Sample Opportunities

Past Tax Strategies:

  • When there are concerns about previous tax positions taken, both on an individual and corporate level.

Current Tax Strategies:

  • When there is insufficient time to obtain a ruling from the tax authorities.

  • In cases where the IRS as a matter of policy will not issue private letter rulings.

  • When there are concerns that the IRS will decline to rule on the matter.

Individuals:

  • To protect against tax liability arising from estate planning or wealth management techniques.

Corporations:

  • When in need of financial certainty - tax insurance locks in the originally envisioned financial benefits of a past or contemplated transaction.

  • Offers an alternative to tax reserves - eliminates the need to reserve or reduces the amount of tax reserves maintained for corporate transactions and can be used as an effective tax management tool.

  • Offers bottom line leverage - tax insurance positively impacts the bottom line (and the effective tax rate).

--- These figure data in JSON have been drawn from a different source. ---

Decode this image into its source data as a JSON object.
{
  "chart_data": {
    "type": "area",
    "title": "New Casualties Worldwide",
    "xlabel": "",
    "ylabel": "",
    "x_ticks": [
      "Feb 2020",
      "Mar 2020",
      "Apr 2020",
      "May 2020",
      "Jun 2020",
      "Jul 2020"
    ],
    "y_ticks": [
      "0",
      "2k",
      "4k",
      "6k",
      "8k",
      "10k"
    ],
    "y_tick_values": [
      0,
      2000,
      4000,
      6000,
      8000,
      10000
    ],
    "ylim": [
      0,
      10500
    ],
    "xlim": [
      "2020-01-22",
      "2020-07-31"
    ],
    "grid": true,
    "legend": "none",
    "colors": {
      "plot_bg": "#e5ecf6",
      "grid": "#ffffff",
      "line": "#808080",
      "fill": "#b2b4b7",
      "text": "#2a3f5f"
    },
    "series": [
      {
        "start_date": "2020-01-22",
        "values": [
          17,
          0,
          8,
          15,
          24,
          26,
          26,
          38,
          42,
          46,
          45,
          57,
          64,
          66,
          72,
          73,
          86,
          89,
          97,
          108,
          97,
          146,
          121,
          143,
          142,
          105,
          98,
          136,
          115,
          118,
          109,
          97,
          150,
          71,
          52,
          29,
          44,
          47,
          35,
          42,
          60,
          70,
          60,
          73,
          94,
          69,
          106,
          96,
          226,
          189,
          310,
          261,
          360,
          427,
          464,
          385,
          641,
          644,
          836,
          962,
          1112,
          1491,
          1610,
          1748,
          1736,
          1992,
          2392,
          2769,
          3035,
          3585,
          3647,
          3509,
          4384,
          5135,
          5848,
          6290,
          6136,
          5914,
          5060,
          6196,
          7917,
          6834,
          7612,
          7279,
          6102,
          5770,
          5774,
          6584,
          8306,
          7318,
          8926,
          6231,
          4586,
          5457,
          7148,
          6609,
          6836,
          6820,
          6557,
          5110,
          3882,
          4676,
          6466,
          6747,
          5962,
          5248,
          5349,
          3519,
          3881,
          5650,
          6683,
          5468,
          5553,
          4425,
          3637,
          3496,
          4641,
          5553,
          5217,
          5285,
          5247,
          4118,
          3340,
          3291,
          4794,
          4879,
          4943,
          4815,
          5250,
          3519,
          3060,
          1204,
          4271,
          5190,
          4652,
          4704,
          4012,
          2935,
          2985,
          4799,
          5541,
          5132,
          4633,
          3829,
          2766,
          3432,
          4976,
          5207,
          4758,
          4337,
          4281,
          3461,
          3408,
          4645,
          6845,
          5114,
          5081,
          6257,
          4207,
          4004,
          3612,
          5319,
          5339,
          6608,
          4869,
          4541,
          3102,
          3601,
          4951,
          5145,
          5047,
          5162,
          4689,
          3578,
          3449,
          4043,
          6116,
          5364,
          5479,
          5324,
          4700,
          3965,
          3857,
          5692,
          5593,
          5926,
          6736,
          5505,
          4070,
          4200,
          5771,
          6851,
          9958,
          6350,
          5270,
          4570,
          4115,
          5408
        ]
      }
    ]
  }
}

By eliminating/reducing tax reserves, corporations can recognize profits from key transactions sooner rather than later.

  • An Audit Committee & Corporate Governance Tool - provides a vehicle through which companies can mitigate contingent tax liabilities for transactions that may now be under greater scrutiny due to prevailing market conditions.

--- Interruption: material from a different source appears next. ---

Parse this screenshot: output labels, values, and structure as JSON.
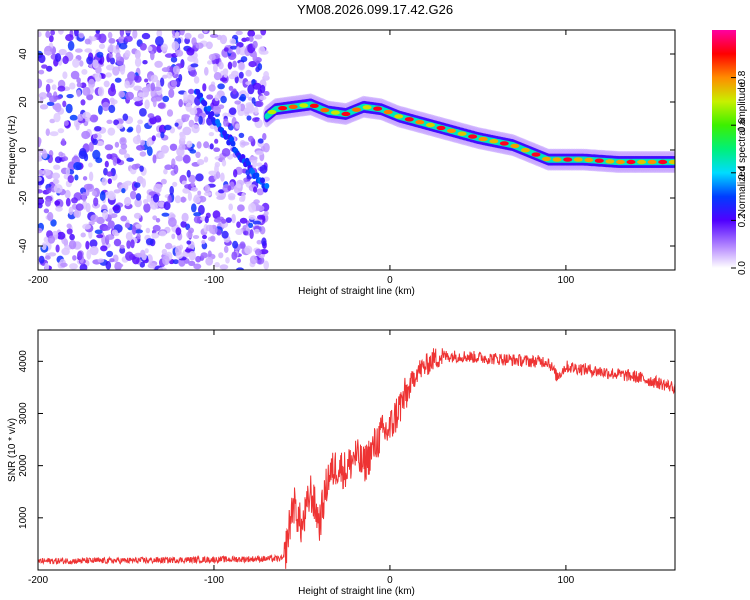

  • When there are concerns about availability of corporate net operating loss carry-forwards as a result of a change in ownership of a corporation.

  • When a current transaction may jeopardize the tax treatment of a prior tax-free spin-off.

  • When there are concerns that a lease transaction will be treated as a sale for tax purposes.

  • When there are concerns that debt will be treated as equity.

  • To protect against tax liability arising from potential loss of S corporation qualification.

  • When there are concerns about whether basis should be stepped up or carried over as a result of a potential transaction.

  • To protect against tax liability arising from potential loss of Real Estate Investment Trust (REIT) qualification.

Other Areas of Concern:

  • IRC Section 263(c): Intangible Drilling Costs.

  • IRC Section 355/355(e): Tax-Free Spin-Offs.

  • IRC Section 358: Tax-Free Mergers.

  • IRC Section 1031: Like-Kind Exchanges.

  • IRC Section 29: Synthetic Fuel Credits.

  • IRC Section 368 (a)(1)(A): Tax-Free Corporate Re-organizations.

  • IRC Section 368 (a)(1)(G), 197,269: Structuring transactions as taxable to realize a step up in basis.

  • IRC Section 382: Using net operating losses to avoid tax on capital gain.